# AFP national police check



## srik (Aug 1, 2013)

I am applying for partner visa... Should I be checking name check only or name and fingerprint check?? :


----------



## Whitney (Jan 4, 2013)

Name check only. It can be done online.


----------



## Ausfil (Sep 18, 2012)

srik said:


> I am applying for partner visa... Should I be checking name check only or name and fingerprint check?? :


If you are required to provide an Australian police check (also known as an Australian penal clearance certificate), you must complete the National Police Check application form that is available from the Australian Federal Police (AFP) website AFP Homepage - Australian Federal Police http://www.afp.gov.au/

You should use Code 33 at Question 1 on the form and include details of any, and all, names you have been known by. If an AFP certificate is provided based on incorrect information, the department may request another certificate. Fingerprints are not required for National Police Checks.
Police checks are valid only for 12 months from the date of issue.
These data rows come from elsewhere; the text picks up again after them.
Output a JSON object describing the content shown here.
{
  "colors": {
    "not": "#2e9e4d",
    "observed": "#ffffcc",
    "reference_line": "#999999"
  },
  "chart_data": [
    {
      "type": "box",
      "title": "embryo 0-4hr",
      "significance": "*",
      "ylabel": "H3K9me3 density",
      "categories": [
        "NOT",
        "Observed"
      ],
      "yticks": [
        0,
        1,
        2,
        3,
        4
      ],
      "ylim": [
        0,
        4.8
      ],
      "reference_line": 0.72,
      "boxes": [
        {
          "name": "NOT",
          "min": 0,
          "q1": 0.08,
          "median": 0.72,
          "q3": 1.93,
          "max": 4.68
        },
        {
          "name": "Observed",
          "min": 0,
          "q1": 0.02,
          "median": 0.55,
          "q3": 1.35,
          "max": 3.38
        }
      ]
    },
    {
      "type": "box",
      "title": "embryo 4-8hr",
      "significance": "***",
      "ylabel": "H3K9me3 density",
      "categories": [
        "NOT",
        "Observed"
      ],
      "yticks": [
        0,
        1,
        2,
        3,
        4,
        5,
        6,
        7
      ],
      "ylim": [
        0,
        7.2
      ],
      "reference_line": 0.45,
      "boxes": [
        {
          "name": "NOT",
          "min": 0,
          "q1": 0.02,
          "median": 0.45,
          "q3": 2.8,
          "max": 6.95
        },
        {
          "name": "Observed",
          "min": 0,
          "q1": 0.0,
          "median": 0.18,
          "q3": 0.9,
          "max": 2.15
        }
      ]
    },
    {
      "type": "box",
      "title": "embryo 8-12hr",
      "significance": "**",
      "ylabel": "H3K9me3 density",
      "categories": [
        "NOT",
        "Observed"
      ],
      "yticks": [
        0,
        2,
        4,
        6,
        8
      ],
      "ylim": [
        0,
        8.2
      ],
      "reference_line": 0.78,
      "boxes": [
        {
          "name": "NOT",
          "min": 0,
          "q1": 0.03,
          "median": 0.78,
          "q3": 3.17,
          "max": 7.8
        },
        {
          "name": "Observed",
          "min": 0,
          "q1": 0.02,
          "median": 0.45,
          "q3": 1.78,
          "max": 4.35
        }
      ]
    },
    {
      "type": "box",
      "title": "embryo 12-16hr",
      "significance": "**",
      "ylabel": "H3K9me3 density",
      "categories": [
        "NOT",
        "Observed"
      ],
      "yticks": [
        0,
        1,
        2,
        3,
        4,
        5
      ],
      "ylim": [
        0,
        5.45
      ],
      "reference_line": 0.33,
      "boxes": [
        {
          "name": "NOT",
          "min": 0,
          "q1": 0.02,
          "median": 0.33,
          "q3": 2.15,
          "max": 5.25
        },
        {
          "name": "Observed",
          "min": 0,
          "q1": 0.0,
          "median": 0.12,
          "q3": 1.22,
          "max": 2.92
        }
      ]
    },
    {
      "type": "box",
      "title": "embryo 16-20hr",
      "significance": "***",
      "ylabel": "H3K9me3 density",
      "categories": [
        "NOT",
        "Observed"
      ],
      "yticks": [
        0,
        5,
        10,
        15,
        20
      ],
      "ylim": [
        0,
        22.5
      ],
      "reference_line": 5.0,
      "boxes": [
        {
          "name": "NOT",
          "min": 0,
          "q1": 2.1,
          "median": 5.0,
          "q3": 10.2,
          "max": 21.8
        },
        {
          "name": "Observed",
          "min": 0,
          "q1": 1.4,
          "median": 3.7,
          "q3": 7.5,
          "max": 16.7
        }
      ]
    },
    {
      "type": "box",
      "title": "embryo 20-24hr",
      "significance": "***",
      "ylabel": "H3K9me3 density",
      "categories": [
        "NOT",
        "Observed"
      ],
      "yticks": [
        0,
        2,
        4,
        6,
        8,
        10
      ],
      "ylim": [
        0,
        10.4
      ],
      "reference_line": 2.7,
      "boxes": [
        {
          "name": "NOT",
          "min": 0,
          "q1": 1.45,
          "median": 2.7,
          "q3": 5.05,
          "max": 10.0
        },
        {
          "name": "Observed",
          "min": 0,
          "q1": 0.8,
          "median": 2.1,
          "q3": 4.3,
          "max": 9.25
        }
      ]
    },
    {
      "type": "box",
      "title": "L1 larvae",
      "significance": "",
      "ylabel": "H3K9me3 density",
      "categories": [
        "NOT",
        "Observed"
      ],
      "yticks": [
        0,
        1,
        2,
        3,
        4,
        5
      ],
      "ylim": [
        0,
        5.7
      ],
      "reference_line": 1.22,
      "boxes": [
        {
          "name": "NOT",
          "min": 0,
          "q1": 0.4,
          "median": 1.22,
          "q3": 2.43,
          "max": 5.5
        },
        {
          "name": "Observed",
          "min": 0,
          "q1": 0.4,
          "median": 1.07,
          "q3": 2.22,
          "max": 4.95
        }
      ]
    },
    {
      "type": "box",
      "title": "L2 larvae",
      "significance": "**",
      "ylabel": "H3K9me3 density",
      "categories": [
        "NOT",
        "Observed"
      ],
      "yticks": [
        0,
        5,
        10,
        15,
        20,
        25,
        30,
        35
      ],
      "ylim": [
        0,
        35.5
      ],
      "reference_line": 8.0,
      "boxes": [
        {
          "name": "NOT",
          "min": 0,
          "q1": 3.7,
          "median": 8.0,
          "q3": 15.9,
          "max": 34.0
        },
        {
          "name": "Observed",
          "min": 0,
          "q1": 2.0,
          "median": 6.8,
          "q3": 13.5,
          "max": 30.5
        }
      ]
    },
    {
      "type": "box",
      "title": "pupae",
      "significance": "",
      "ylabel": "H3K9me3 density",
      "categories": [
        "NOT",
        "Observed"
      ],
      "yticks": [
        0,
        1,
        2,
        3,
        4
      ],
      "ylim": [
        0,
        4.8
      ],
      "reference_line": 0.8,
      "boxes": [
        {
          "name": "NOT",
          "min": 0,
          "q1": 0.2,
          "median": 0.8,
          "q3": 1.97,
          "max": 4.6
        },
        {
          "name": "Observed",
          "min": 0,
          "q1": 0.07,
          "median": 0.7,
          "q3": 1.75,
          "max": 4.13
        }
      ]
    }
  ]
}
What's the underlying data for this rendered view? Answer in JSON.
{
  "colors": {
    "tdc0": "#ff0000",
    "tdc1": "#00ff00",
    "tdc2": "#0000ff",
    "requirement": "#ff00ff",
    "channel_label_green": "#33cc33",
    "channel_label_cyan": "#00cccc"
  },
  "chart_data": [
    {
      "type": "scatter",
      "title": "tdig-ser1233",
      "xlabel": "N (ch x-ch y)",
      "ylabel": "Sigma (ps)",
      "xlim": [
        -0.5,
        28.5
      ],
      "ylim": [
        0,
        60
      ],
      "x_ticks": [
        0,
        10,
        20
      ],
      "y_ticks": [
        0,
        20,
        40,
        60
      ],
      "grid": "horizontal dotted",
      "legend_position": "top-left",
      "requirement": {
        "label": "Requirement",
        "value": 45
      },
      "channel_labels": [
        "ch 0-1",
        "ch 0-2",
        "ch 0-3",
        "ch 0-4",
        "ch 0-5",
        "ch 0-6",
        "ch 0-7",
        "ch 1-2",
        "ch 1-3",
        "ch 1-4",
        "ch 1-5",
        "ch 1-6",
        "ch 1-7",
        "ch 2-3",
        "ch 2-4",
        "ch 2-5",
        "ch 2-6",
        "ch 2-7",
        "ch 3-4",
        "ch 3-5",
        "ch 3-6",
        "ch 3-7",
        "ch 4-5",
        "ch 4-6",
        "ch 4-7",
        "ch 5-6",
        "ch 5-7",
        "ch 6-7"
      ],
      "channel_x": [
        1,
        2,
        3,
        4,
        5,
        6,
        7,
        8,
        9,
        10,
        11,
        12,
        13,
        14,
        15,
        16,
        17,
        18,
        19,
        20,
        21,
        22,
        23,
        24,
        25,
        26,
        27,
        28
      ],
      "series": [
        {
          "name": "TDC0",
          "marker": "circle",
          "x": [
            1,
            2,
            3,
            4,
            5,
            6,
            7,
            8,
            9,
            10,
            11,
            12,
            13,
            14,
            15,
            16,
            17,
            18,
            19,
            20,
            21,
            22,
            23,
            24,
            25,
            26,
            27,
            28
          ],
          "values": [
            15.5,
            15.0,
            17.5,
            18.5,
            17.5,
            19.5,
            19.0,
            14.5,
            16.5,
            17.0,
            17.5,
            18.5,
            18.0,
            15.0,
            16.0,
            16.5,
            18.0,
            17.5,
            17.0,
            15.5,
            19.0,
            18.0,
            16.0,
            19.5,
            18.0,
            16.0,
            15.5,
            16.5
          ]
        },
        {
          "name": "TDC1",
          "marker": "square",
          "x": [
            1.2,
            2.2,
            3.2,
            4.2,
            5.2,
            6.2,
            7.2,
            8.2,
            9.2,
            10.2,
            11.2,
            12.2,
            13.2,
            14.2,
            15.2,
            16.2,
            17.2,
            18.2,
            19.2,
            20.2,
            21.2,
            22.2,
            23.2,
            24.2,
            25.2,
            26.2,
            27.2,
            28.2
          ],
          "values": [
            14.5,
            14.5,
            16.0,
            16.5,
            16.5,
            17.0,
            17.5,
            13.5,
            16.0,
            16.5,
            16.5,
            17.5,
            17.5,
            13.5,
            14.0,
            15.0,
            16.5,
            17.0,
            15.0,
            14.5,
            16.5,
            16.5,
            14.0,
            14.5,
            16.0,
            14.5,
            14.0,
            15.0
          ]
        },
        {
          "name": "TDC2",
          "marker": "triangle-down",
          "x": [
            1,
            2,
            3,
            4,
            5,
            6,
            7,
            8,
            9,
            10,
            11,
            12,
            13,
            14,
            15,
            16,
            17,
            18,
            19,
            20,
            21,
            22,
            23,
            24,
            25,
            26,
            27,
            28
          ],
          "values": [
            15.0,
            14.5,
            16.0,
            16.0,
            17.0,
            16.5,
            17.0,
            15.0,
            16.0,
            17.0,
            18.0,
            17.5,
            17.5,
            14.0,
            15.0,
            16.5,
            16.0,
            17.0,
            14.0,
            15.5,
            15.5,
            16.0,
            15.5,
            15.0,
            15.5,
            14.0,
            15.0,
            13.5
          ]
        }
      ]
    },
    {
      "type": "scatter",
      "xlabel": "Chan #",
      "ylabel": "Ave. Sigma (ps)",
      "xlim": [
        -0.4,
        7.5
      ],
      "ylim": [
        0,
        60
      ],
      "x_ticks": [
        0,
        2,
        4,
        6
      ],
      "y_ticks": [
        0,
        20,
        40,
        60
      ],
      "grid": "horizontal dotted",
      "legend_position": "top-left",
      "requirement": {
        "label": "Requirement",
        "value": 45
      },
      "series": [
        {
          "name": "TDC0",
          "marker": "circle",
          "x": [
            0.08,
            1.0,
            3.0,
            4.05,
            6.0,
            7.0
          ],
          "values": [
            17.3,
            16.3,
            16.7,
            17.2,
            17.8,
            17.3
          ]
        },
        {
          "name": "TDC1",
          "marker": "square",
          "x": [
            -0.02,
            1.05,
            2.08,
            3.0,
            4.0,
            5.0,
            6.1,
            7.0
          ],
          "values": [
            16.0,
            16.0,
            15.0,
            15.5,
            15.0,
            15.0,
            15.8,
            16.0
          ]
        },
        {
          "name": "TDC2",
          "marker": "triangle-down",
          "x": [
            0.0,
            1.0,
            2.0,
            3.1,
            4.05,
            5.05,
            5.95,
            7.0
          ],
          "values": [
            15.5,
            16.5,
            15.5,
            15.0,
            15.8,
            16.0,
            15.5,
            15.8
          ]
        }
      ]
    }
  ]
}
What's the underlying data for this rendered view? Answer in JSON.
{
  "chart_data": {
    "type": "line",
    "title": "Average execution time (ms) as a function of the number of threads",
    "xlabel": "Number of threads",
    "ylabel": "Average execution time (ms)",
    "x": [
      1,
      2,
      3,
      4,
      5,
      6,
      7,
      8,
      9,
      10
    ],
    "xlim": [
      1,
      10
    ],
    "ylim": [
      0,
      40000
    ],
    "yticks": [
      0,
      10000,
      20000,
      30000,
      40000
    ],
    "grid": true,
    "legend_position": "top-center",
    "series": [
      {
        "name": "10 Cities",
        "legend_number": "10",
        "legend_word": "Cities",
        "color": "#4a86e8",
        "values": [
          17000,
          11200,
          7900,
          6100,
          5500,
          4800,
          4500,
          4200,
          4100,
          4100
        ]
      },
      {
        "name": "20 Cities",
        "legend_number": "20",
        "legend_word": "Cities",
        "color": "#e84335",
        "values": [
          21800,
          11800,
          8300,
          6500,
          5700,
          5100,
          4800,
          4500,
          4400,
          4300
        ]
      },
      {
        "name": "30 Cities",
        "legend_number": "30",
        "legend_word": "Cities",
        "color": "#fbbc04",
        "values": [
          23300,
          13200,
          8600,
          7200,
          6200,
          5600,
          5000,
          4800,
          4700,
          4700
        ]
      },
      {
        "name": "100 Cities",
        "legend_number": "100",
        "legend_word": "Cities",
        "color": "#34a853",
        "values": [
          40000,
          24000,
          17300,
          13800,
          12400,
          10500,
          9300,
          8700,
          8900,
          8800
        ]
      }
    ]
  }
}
More information on police checks, including overseas police checks, is available from the department's website Character Requirement - Applications & Forms http://www.immi.gov.au/allforms/character-requirements/

Prospective Marriage (Temporary)(Class TO Subclass 300) visa.
Applied: 15 June 2011
Granted: 25 August 2011
Married: 10 March 2012
Partner (Temporary)(Class UK Subclass 820) visa.
Applied: 23 May 2012
CO assigned: 05 July 2012
AFP clearance: 17 August 2012 (applied for this 06 July but it took a long time to get it)
Granted: 20 August 2012


----------